I was amazed, I couldn't have done this right now without her. "I love you, so fucking much. Nobody has a better bestfriend than me." I decided that I'd treat her for this. "Guess what? You choose a day, any day, and you can take me shopping to any store – as many stores that you choose. Then you can play Bella Barbie."

Alice squealed so loud that I had to remove the phone from my ear, for fear that it'd make my eardrums bleed. "Ooooh! I wont forget this! We'll talk tomorrow, if we don't after your session – then make plans! Bye Bella, I love you!"

"Love you, too, Alice. Talk to you later."

Time to put Alice's hard work to the test.

~O~O~O~O~O~O~

I got to our therapist's office with a few minutes to spare. Half of me was thrilled that Edward and I we're starting the journey to getting back together. The other half? Well she wanted to fucking run away, screaming bloody murder. Suffice to say, she had a good plan, great even… she just couldn't get her way.

When I finally walked in, I noticed Edward standing by the office door fidgeting. Well, at least I wasn't alone in feeling awkward and uneasy. I should feel bad for him… but I didn't. I was almost next to him when the door opened.

A woman, who must be Maggie, our therapist came out. She was wearing heels, but even still she'd be concidered tall; she had an lithe body; round friendly face, her eyes were a light brown and she had auburn hair. To put it simple: she was beautiful.

"Edward, Bella?" She asked, in a soft but sweet voice.

Edward pulled on the collar of his shirt and answered, "Uh, that's us…"

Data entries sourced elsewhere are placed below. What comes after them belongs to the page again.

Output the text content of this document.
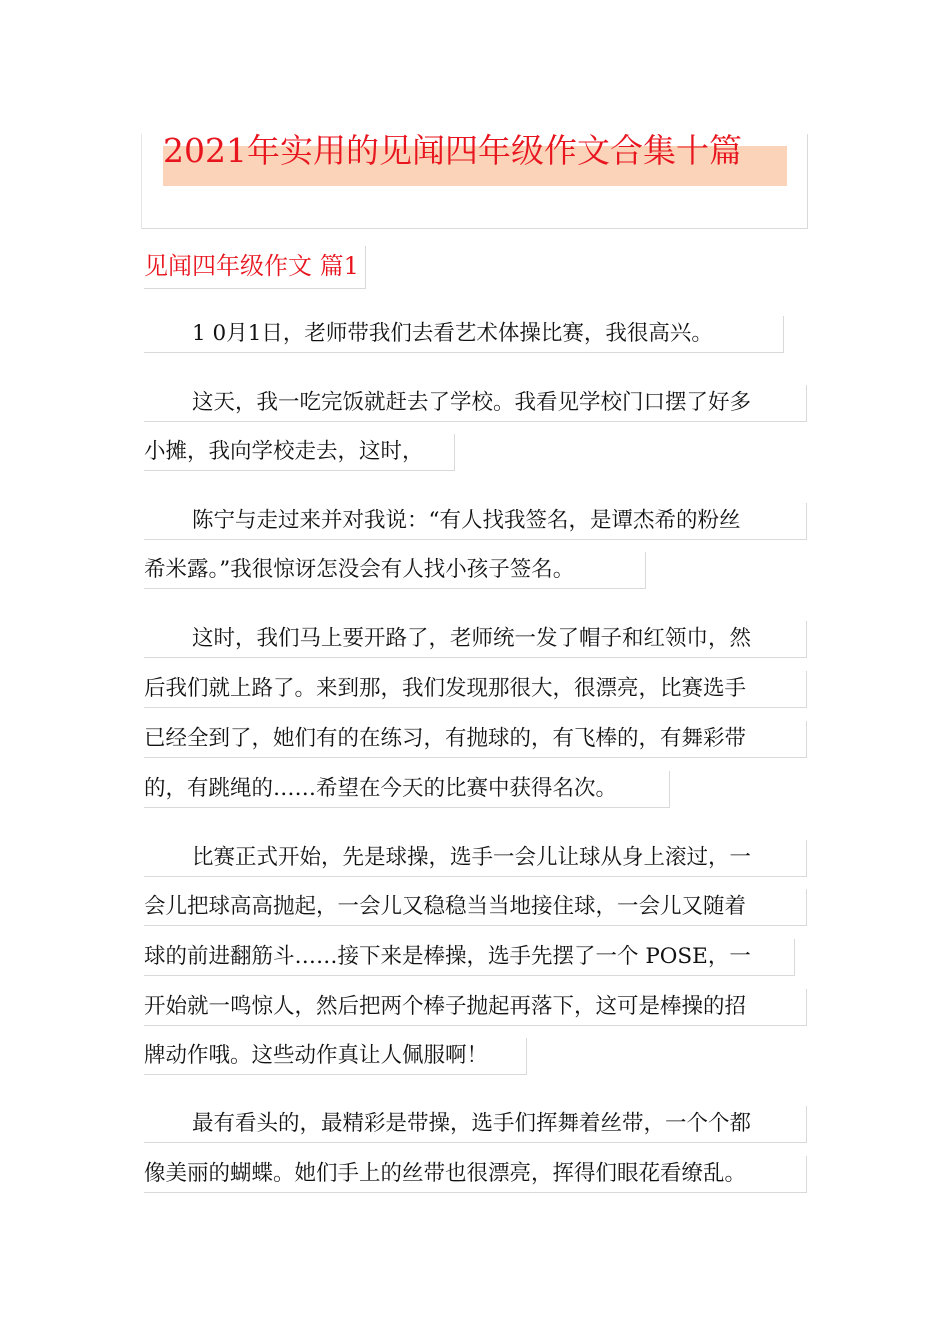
2021年实用的见闻四年级作文合集十篇
见闻四年级作文 篇1
1 0月1日，老师带我们去看艺术体操比赛，我很高兴。
这天，我一吃完饭就赶去了学校。我看见学校门口摆了好多
小摊，我向学校走去，这时，
陈宁与走过来并对我说：“有人找我签名，是谭杰希的粉丝
希米露。”我很惊讶怎没会有人找小孩子签名。
这时，我们马上要开路了，老师统一发了帽子和红领巾，然
后我们就上路了。来到那，我们发现那很大，很漂亮，比赛选手
已经全到了，她们有的在练习，有抛球的，有飞棒的，有舞彩带
的，有跳绳的……希望在今天的比赛中获得名次。
比赛正式开始，先是球操，选手一会儿让球从身上滚过，一
会儿把球高高抛起，一会儿又稳稳当当地接住球，一会儿又随着
球的前进翻筋斗……接下来是棒操，选手先摆了一个 POSE，一
开始就一鸣惊人，然后把两个棒子抛起再落下，这可是棒操的招
牌动作哦。这些动作真让人佩服啊！
最有看头的，最精彩是带操，选手们挥舞着丝带，一个个都
像美丽的蝴蝶。她们手上的丝带也很漂亮，挥得们眼花看缭乱。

She gave us a friendly smile, "Come in and have a seat."

She took a step back to allow us to enter her office. When I got in there I noticed how comfortable it felt; it was done in all natural tones. The walls were painted a seafoam green, while the furnature – a couch and two chairs – were a light brown color. Her desk and book shelves were finished in a rich brown.

Edward and I sat next to each other on the couch, while Maggie sat in the chair across from us. After she got a pen and paper.

"As you know, I'm Maggie O'Conner," she gave us an easy smile. "Today, I just wanted to start easy, get to know each other – because that is the basis of our relationship: trust. Neither of you will open up to me, unless you trust me."

The session lasted for an hour, and in that hour I began to really trust Maggie. I knew that she'd be the one who would help Edward and I fix the mess that we'd caused. I could tell that Edward was starting to trust her also – to me this was a great sign. It meant that he wasn't going to give up on therapy this time. He had his heart in it this time. Thank God.

What she wanted us to do was have two different lunch dates before our next session – one week from today. We had to test ourselves as couples again, in a couple setting. Then she'd be able to see how we'd deal with ourselves. But we weren't allowed to be alone like we were before I moved in with my dad – said it would be counter productive. We'd only be moving backwards… and that's something I wasn't going to do.

To me, it seemed as if everything would be okay, again.